The BQ2000 is incredibly smart, so it will first figure out what battery it is, then it will start fast charging it at full current that it can without destroying the battery or even heating up the battery (the big danger with NiHM batteries. If they heat up they won't explode, but it will greatly affect their lifespan).

I built a box to put it all in that velcros to my front rack. It can charge four AAA, four AA, 1 9V and 1 7.2 volt Nikon EN-EL1. I use a cheap 3 pole four-position rotary switch Alpha rated .3 amps at 125 vac (which works out to 1 amp at 30 vdc).

This swiches the voltage to the corresponding battery, the charge rate for each corresponding battery (solder the common to one of the top line of pins on the charge rate header), and the number of cells (solder the common of that one to the top row of pins on either the NiHM or Li-Ion header).

Then, when you select each battery, it will automatically set the charge rate and number of cells. Make sure you stop your bike, move the switch, and start your bike back up or the charger might get confused and start charging the AAAs at a 9V charge.

For overkill I built my own buck/boost power supply that has a voltage and current reading so I can keep track of how it's charging.

I can't afford a SON, so I just use one of those cheap $16 Tang-Lin generators. It works fine.

......

Settings that I use... I use DuraCell Pre-charged batteries (they hold their charge a long time). 2000mAh AA, 850 mAh AAA. I set the charge rate at C, set Top-off to yes, choose the Y side of the C charge rate. Then I set the jumper for 4 cells.

To charge 9V batteries, I use a Tenergy 250 mAh 9V battery. I set the BQ2000EVM at C/4 with Top-off. I set the cell count at 8 NiMh cells (charges at about 10.5 volts).

Although I haven't yet experimented with Li-Ion, I'm planning on charging the Nikon's Li-Ion battery for my Nikon e4300 camera, which is 7.2 volts by setting the jumper on the Li-Ion side to 2 cells and setting the jumper to full C (1 amp) charge with Top-off. I'll also be trying it without top-off as well.

I'm going to use this cheap charger, yank out the guts and use it as a battery holder.

http://www.amazon.com/dp/B000AO8NHI/?tag=cpf0b6-20


...

The Buck/Boost supply that I designed is a 3 amp unit that can put out anywhere from 5.4 volts to 28 volts DC. Although I bought the low-voltage drop Schottky diodes, I'm currently just using a bridge rectifier I pulled from an old computer's power supply and it seems to be working fine. I'll have to create a circuit board to try out the four low-drop diodes. I don't expect to get much improvement over what I'm already getting, though.
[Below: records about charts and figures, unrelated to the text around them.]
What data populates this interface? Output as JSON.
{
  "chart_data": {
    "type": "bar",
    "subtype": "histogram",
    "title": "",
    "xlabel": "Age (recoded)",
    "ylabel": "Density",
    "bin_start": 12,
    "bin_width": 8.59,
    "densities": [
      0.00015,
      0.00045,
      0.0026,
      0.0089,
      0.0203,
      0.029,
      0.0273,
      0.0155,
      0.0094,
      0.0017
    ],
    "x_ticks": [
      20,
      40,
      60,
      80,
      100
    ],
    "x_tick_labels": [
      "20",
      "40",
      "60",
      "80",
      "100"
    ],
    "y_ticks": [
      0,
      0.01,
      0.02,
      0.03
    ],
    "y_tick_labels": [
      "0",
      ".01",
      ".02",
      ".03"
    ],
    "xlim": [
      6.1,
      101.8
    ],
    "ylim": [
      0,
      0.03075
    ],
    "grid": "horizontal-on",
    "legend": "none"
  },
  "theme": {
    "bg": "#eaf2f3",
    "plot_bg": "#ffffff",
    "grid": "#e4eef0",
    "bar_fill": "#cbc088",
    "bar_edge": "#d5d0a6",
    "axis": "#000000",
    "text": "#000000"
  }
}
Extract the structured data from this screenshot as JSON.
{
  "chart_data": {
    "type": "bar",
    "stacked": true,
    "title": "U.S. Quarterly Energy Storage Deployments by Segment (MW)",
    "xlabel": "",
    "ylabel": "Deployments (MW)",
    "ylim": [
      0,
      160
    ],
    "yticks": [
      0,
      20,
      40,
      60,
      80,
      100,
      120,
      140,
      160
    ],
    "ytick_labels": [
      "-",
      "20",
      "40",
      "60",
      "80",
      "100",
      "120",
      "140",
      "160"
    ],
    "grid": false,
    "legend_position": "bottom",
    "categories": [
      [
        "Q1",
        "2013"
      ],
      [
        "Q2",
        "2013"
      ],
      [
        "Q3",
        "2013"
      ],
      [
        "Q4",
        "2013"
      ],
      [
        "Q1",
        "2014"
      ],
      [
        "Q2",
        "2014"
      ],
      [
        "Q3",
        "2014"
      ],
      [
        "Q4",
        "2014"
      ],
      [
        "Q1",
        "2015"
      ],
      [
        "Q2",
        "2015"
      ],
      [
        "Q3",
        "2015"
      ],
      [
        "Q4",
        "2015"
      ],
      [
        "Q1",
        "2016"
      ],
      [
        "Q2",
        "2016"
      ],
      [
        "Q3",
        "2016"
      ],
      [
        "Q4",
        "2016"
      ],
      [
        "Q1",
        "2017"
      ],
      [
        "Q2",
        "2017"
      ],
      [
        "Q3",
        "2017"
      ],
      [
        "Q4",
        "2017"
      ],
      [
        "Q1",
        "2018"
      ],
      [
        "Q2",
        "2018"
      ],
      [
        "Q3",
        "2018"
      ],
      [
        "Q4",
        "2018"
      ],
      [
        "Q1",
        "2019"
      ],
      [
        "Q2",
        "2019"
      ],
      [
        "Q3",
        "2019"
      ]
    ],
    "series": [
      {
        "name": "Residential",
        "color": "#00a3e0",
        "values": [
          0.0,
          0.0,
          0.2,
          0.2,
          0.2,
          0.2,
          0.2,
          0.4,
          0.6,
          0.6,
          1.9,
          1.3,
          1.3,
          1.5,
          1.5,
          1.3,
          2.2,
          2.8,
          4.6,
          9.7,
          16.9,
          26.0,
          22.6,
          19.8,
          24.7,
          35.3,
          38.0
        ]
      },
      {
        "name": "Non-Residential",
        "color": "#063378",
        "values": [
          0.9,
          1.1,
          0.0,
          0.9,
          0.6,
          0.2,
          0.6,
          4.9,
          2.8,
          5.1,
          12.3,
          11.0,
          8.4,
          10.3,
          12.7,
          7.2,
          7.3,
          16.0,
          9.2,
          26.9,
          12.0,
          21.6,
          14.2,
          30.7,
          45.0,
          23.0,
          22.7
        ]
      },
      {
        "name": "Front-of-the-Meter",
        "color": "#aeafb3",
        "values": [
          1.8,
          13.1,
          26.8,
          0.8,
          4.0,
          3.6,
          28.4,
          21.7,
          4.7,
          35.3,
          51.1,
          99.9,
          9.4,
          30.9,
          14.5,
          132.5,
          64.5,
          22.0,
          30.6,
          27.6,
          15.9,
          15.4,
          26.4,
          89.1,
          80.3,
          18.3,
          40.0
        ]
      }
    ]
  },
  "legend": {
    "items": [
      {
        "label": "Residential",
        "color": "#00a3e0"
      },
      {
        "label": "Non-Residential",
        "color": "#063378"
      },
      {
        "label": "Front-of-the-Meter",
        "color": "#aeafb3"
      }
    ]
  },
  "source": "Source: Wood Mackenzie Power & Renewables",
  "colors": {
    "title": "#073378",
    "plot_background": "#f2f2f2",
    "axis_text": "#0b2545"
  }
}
I've also tried using it without the buck-boost power supply. In my case, because the cheap generator I used

http://www.amazon.com/dp/B000OBWMGK/?tag=cpf0b6-20

(it's $24 with shipping)

... can easily push out greater than the 10 -24 volts that are needed by the BQ2000EVM... it works fine without the buck-boost supply at the front end. You'll probably need one with a SON though, as it would drop to 7 volts and that's not enough to power the BQ2000.